Impatto dei processi di riorganizzazione
Nella descrizione corale ricavabile dalle relazioni e atti esaminati è costante la descrizione di una attività di continuo rimescolamento dei modelli organizzativi degli enti appaltanti. Dalle relazioni si desume come, nel decennio passato, la ricerca di efficienza degli enti del servizio sanitario, resa ancora più acuta dal diminuire delle risorse disponibili, si stia attuando con un caotico susseguirsi di iniziative che alternano modelli organizzativi differenziati. Accorpamenti territoriali cui seguono riaccorpamenti con criteri diversi, quali ad esempio quelli funzionali, visioni o modelli piramidali che vengono sostituiti da modelli a matrice, per limitarsi alle più diffuse situazioni, fanno si che gare predisposte se non avviate, subiscono ritardi o riedizioni, previamente annullate/revocate, per l’esigenza di ridefinire l’oggetto o le quantità, o ancora dilatazione dei tempi per permettere il riallineamento di differenti contratti in corso così da consentire gare con oggetto più ampio. Le scelte degli enti appaltanti sono difficilmente censurabili ove le motivazioni addotte fondino le ragioni sulla maggiore efficienza ed economicità. Tuttavia, il risultato finale è che la proroga tecnica è utilizzata - come detto - quale ammortizzatore delle scelte riorganizzative e di altri fattori.
Forme di acquisto centralizzate/associate
La chiara indicazione del legislatore, sia nazionale che della stragrande maggioranza delle regioni, di obbligare gli enti del servizio sanitario a forme di acquisto sempre più unificate ove non attuata attraverso una specifica programmazione, ha di fatto determinato, nelle situazioni monitorate, effetti distorsivi. La normativa inoltre spesso contiene divieti assoluti per le stazioni appaltanti di procedere in autonomia a nuove procedure. Al contempo, l’organo deputato alla gara centralizzata spesso le avvia con ritardo, dovuto principalmente alla esigenza di programmare le gare stesse – con cadenza pluriennale - sulle diverse tipologie di beni o in altri casi per la difficoltà di uniformare le esigenze di strutture spesso molto diversificate.
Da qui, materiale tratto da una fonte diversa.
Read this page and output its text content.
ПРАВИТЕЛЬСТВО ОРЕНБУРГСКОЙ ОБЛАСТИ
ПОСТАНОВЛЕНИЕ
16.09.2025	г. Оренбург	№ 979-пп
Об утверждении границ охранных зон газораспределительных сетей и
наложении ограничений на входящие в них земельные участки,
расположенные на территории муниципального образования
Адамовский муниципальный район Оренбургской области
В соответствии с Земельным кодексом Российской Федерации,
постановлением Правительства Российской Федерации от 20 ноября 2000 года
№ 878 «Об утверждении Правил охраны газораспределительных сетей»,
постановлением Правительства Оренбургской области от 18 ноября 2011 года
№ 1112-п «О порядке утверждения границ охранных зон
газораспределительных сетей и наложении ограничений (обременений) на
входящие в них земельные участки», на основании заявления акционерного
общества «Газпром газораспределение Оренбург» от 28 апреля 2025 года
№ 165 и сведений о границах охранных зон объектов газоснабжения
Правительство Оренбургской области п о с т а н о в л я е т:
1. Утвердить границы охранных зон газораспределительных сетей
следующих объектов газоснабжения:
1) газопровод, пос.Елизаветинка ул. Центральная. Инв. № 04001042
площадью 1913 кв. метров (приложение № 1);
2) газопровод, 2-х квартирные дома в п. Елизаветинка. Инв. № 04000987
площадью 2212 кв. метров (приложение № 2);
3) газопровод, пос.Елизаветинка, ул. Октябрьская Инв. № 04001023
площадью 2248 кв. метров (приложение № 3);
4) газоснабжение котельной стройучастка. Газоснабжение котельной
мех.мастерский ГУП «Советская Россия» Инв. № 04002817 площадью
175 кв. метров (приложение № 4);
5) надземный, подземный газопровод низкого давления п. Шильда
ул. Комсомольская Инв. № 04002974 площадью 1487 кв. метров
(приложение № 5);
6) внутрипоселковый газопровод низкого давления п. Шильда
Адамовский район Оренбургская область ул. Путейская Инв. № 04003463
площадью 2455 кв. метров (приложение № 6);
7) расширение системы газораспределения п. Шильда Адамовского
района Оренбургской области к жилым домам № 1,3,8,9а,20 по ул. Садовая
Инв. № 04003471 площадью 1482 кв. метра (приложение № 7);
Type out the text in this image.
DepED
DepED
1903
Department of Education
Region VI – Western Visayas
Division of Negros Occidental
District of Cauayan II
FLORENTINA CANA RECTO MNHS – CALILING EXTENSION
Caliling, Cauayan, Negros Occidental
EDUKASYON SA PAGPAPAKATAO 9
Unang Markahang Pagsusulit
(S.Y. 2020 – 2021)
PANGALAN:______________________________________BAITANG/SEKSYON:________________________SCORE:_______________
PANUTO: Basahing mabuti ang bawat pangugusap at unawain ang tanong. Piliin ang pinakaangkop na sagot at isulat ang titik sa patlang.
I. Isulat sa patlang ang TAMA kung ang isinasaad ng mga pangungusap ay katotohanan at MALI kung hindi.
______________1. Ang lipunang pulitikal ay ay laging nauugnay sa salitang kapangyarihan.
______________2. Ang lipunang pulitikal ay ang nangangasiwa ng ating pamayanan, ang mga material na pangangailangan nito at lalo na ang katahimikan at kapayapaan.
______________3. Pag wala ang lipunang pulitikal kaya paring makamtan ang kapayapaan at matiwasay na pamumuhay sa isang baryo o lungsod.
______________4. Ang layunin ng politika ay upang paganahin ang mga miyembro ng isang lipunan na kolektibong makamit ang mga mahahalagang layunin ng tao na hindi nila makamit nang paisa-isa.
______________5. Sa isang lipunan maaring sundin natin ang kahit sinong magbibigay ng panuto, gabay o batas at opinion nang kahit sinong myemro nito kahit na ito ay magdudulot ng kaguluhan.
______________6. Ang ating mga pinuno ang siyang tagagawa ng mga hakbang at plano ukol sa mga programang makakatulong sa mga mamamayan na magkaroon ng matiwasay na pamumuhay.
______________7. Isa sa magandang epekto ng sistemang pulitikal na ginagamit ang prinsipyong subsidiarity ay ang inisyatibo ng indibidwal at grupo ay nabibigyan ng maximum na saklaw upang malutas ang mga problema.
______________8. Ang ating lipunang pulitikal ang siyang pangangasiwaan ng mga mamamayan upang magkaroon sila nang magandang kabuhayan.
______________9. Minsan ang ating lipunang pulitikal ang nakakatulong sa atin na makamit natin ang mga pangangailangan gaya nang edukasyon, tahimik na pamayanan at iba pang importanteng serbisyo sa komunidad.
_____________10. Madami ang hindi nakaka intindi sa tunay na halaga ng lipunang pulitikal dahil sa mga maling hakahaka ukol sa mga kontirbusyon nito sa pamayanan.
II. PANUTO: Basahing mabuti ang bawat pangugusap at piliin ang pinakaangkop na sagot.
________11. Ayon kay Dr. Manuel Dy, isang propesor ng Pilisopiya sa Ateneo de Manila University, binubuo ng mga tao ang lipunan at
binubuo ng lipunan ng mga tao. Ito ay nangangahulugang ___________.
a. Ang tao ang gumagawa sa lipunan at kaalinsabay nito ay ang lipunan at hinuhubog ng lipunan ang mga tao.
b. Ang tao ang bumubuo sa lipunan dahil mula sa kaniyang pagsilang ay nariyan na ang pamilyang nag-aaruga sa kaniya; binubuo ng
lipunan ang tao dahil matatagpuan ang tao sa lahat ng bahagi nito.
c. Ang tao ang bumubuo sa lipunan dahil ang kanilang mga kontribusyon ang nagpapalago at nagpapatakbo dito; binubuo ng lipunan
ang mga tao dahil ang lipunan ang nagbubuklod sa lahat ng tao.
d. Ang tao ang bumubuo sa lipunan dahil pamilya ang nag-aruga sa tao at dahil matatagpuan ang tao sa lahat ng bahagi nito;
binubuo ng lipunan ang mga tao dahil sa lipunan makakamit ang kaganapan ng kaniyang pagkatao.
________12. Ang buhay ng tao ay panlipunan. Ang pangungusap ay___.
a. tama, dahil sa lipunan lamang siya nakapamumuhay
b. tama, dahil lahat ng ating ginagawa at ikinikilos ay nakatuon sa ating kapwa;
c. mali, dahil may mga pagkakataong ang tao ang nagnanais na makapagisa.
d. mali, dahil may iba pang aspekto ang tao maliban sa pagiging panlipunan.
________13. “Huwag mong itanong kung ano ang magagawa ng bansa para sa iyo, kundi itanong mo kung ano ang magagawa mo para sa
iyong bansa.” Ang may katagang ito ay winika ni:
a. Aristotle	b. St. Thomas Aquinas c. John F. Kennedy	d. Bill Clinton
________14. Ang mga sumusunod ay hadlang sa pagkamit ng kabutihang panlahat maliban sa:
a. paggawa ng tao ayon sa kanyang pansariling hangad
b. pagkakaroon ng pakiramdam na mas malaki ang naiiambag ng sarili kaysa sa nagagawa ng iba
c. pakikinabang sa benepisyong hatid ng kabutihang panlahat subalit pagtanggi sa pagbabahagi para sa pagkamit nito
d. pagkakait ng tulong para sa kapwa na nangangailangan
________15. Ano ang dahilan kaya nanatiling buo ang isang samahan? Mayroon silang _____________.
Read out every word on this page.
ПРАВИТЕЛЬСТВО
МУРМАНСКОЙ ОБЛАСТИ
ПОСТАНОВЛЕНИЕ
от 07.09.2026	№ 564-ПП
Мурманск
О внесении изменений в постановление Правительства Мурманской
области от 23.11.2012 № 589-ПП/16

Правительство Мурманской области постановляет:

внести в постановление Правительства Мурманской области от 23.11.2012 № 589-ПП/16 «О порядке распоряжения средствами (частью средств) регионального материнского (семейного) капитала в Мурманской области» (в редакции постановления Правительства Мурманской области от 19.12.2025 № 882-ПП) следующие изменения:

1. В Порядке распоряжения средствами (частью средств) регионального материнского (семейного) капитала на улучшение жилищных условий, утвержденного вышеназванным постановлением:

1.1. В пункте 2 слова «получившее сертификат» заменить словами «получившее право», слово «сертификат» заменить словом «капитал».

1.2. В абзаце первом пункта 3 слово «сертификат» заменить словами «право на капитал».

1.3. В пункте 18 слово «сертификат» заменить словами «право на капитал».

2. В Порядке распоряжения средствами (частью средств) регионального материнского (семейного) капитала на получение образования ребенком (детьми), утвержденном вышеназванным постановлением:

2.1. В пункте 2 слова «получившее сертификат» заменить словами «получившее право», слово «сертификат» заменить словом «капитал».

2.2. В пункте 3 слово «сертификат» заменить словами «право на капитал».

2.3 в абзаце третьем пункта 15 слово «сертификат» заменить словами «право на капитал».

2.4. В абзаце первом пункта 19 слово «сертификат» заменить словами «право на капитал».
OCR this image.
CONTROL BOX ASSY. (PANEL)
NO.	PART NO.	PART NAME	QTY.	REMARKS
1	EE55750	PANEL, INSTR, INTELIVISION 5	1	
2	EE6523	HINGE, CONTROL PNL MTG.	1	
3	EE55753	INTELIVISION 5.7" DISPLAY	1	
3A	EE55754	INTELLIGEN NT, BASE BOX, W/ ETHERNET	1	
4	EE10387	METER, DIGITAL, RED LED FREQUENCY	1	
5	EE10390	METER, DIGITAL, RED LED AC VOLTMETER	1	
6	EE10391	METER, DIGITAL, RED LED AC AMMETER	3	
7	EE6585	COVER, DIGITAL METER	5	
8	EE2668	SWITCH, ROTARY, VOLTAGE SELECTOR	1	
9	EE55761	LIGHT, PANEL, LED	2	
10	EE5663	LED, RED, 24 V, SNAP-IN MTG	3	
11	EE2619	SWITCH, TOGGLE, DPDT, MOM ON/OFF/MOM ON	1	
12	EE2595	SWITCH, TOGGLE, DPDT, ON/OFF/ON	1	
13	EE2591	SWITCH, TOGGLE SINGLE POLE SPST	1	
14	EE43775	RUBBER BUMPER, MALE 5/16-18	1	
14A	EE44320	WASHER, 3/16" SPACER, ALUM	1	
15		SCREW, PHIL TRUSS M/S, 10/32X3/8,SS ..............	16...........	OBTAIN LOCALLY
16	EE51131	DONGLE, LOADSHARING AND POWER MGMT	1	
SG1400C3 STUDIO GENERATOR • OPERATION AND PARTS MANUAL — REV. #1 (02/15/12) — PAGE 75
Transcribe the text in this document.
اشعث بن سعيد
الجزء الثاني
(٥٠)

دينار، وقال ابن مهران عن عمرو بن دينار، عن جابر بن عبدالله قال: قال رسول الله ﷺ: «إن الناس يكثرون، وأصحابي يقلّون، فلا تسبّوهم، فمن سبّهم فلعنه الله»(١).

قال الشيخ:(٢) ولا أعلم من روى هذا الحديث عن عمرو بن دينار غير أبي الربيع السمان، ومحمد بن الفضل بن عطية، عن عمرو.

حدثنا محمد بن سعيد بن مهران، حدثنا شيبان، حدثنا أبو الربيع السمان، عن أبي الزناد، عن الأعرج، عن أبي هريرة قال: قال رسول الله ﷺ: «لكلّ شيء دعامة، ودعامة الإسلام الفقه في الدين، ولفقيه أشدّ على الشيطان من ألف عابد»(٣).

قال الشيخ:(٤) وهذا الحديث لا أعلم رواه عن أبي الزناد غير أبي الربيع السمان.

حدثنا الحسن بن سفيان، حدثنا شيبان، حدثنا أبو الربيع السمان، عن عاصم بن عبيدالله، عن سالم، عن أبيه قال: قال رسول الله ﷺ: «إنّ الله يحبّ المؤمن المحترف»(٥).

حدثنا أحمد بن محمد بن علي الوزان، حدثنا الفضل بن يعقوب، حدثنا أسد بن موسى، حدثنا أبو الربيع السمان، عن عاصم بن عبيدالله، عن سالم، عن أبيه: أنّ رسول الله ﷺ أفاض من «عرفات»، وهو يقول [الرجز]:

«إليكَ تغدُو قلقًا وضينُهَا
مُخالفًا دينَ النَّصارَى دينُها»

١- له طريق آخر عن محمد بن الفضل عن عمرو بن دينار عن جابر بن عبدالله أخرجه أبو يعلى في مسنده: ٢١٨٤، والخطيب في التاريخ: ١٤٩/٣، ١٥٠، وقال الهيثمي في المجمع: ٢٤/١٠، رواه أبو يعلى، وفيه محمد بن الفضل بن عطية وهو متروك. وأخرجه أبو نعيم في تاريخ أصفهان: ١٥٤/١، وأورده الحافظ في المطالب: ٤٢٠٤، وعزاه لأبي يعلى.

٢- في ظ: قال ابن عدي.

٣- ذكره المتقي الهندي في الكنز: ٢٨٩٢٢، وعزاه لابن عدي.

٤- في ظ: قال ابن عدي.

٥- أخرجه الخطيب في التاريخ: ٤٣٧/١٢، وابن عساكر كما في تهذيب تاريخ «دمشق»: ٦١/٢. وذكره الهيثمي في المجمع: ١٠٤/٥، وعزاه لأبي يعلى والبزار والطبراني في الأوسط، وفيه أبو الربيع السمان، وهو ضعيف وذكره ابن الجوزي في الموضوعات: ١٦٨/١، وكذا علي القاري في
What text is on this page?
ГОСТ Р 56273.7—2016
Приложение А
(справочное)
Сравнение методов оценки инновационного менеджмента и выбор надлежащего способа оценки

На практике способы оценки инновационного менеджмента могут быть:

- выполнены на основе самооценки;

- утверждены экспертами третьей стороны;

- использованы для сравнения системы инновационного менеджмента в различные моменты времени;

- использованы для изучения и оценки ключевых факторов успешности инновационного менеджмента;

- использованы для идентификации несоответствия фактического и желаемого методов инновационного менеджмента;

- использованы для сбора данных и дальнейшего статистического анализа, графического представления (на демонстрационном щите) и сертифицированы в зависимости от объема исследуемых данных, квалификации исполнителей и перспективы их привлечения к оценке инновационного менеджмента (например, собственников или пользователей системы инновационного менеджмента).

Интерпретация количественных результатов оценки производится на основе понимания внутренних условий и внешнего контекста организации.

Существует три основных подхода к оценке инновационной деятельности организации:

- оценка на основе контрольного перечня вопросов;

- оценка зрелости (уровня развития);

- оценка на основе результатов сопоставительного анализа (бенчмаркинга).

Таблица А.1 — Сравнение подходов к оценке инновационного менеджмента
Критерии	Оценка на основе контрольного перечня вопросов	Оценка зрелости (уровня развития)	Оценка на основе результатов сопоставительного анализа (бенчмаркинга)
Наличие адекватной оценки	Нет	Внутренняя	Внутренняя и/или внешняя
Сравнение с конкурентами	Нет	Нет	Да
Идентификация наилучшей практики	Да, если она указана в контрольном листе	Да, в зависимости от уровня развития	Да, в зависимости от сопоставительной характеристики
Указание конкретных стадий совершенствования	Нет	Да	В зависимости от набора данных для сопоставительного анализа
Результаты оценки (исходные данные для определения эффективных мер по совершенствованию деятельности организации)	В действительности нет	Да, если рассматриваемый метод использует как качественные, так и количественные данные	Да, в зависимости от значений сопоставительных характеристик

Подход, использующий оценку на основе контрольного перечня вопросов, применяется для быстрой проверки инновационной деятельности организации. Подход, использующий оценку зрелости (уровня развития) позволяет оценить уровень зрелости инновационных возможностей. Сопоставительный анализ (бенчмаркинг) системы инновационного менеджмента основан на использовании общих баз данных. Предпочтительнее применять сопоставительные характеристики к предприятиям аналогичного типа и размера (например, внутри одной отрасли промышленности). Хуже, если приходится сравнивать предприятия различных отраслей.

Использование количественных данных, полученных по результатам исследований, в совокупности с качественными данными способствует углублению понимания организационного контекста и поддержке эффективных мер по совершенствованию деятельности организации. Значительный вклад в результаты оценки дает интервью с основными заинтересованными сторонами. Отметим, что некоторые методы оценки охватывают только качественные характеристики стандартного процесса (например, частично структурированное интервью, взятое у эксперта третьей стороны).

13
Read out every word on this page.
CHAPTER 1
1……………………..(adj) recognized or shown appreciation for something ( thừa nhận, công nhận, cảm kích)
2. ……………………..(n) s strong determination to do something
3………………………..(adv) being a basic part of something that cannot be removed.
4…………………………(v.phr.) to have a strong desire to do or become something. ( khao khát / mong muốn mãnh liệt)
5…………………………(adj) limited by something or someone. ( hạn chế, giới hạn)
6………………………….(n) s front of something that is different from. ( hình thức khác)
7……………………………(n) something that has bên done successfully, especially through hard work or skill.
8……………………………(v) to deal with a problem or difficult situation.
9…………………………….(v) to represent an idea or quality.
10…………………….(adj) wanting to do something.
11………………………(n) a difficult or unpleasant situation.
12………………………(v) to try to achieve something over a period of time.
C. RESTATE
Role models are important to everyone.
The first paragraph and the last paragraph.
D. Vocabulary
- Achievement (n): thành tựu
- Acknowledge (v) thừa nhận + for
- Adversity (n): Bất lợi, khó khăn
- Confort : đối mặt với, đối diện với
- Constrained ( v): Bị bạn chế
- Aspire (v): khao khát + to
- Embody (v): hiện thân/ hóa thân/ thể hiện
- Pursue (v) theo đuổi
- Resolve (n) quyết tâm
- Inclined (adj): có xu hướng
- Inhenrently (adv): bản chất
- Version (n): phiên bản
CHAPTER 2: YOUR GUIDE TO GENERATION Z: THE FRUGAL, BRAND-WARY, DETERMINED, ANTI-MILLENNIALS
La necessità di garantire i servizi obbliga le amministrazioni in questa condizione a prorogare i contratti in essere, più volte. Il quadro fattuale delle esperienze di centralizzazione che deriva dalla lettura delle relazioni del campione appare segnato da una carenza di raccordo tra la previsione normativa e la realtà operativa.
La proroga “tecnica” - nel quadro prima descritto - non è più uno strumento di “transizione” per qualche mese di ritardo determinato da fatti imprevedibili, ma diventa ammortizzatore pluriennale di palesi inefficienze di programmazione e gestione del processo di individuazione del nuovo assegnatario.
Quanto sopra evidenziato sull’uso improprio delle proroghe, può assumere profili di illegittimità e di danno erariale, allorquando le amministrazioni interessate non dimostrino di aver attivato tutti quegli strumenti organizzativi\amministrativi necessari ad evitare il generale e tassativo divieto di proroga dei contratti in corso e le correlate distorsioni del mercato.